# Square root of -1 [duplicate]

This question already has an answer here:

Hello stackexchange users! I am somewhat confused on $\sqrt{-1}$. I believe the answer should be no solution, or inconsistent, or at least something in that nature. Am I correct or am I most likely wrong? Any help or insight would be deeply appreciated

## marked as duplicate by GAVD, Lord Shark the Unknown, Nosrati, Krish, XamSep 23 '17 at 2:54

This question has been asked before and already has an answer. If those answers do not fully address your question, please ask a new question.
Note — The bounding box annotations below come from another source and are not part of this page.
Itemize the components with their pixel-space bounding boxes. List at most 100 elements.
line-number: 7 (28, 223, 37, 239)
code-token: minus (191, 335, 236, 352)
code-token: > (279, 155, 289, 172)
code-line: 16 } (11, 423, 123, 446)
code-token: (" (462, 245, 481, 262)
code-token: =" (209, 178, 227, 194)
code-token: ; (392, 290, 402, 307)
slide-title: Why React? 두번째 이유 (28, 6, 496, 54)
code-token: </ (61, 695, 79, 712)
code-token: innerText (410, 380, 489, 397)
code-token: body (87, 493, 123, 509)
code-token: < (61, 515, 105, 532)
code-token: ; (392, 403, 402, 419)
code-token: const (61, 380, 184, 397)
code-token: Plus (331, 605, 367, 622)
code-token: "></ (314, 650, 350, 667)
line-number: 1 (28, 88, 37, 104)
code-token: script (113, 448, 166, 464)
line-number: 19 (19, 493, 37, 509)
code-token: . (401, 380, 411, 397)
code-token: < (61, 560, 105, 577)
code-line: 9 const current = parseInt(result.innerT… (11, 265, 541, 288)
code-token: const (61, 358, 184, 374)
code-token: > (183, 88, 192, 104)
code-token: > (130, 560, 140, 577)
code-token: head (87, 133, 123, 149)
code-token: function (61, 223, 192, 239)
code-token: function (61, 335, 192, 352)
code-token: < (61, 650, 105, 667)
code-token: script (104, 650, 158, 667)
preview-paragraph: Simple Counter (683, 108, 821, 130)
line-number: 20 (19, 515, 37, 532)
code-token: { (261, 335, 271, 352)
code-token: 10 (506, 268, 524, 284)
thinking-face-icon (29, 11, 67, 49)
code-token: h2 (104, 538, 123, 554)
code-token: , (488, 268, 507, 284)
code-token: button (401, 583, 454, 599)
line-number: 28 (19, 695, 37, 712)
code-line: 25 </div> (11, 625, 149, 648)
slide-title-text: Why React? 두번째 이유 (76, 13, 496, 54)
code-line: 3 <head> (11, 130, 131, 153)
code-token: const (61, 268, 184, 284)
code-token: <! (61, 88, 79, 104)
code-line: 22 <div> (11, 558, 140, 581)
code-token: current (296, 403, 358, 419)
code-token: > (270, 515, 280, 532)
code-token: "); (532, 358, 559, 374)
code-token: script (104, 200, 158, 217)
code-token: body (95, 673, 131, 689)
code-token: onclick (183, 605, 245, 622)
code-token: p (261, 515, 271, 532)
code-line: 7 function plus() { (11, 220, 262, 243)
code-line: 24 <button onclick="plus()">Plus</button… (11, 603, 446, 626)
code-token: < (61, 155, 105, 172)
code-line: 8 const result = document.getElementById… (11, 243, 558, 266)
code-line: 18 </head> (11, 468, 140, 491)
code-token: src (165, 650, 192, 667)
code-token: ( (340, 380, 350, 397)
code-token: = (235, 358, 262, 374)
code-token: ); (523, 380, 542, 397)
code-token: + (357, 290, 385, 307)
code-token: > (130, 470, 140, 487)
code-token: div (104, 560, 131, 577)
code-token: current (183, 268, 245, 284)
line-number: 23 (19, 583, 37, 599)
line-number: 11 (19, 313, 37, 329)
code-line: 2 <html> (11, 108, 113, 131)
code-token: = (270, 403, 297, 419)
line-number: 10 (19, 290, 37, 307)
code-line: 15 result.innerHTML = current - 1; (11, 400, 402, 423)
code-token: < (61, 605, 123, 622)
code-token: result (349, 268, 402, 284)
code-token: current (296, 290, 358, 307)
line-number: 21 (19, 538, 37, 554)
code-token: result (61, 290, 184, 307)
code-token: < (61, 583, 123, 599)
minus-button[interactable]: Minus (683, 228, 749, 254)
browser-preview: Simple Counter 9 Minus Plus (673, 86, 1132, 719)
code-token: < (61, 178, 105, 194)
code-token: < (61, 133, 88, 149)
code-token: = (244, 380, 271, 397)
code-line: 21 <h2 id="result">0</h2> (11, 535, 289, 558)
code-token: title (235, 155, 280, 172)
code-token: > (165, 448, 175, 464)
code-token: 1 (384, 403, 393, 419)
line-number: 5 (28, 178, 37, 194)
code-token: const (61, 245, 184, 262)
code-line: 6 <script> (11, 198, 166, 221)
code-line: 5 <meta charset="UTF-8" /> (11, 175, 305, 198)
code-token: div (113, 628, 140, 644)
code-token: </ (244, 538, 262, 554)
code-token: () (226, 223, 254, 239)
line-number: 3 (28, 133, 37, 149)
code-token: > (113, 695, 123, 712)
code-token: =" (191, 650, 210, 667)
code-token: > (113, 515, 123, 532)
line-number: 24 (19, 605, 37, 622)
• Your answer is in the tags. – Parcly Taxel Sep 23 '17 at 1:53
• Could you please clarify? – NerdOfCode Sep 23 '17 at 1:54
• Just look up imaginary and complex numbers on Wikipedia. – Parcly Taxel Sep 23 '17 at 1:54
• I asked this question on math.stackexchange.... I wasn't really looking for imaginary and complex numbers on Wikipedia. I simply wanted some clarification as you can see in my question. – NerdOfCode Sep 23 '17 at 1:56

## 1 Answer

if you consider all polynomials to have roots you can ask what is the root of x^2+1 well it turns out that this is only 0 when x =sqrt(-1) so imagine we have a value, i ,for the x that solves it. you can ask what set it's in but positive*positive=negative * negative = positive, so no positive or negative number works. to make sure all polynomials have roots you need to invent imaginary numbers.